5. Rethink terrorism
When most people think of terrorism, they immediately think of the World Trade Center attacks and international terrorist organizations. However, according to the Federal Bureau of Investigation (FBI), the greatest threat we face here in the U.S. is that posed by lone actors attacking soft targets with easily accessible weapons. The FBI reports that these groups are motivated by a mix of ideological, sociopolitical, and personal grievances against their targets, which have included houses of worship. It may surprise you, but more deaths were caused by Domestic Violent Extremists (DVEs) than international terrorism groups. In fact, 2019 was the deadliest year for domestic extremist violence since the Oklahoma City bombing in 1995. [Click here to see the full November 19, 2019 FBI report] Unfortunately, I see this trend continuing for the near future. Ministry security teams may wish to pursue being educated in the rhetoric, symbolism, or radicalization methods for which these DVE groups are known. As the Threat Liaison Officer for Houses of Worship and Faith-based Schools at the sheriff’s office, I have the privilege of working closely with our local FBI and Department of Homeland Security agents. Both of those federal entities are very interested in working with our houses of worship and faith-based schools to identify potential threats. They are also very open to sharing threat information with ministries. They feel that such cooperative efforts can shed light on violent extremist groups that may be operating in our communities. I would like to try to help you identify potential threats to your ministry.

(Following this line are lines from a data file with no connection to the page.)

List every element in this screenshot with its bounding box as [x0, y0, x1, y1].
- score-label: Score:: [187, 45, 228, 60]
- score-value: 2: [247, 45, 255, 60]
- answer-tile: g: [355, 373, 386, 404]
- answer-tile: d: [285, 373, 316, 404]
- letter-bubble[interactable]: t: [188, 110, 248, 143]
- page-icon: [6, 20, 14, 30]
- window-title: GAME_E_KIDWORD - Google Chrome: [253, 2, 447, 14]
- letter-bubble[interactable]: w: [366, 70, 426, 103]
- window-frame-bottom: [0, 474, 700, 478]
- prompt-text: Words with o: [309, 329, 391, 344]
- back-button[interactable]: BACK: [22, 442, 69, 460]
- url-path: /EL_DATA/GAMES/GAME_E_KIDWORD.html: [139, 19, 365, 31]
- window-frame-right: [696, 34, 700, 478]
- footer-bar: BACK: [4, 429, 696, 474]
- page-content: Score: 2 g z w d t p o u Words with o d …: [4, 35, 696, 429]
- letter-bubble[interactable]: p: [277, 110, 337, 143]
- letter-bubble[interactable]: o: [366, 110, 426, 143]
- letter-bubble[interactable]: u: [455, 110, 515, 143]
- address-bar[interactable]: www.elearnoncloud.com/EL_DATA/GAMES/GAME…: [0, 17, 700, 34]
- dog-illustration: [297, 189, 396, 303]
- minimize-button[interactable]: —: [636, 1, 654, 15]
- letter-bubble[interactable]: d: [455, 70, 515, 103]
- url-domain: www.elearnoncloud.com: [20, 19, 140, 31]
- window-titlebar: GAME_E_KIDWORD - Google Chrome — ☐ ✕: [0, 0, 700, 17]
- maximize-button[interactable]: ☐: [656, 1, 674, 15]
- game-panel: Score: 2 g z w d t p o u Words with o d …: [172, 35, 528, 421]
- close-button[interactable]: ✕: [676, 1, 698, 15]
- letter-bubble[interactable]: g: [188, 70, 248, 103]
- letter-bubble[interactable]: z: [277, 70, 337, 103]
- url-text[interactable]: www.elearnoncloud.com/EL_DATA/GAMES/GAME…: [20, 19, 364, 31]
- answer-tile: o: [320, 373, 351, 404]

After the year we just had, I know we are all ready for some good news. While there will be significant challenges to overcome in 2021, there is one clear certainty—you don’t have to navigate these struggles alone. Deuteronomy 31:6 reminds us “Be strong and courageous. Do not fear or be in dread of them, for it is the Lord, your God, who goes with you. He will not leave you or forsake you.” This gives me great hope as I look forward to the new year with divine anticipation to see what God has in store for His children and His church.
I also want to reassure you that we are here to help every step of the way. I, and the team at the American Church Group of Colorado, want to come alongside you to provide training, resources, and risk management solutions that will help ensure the health, vitality, and longevity of your ministry for many years to come.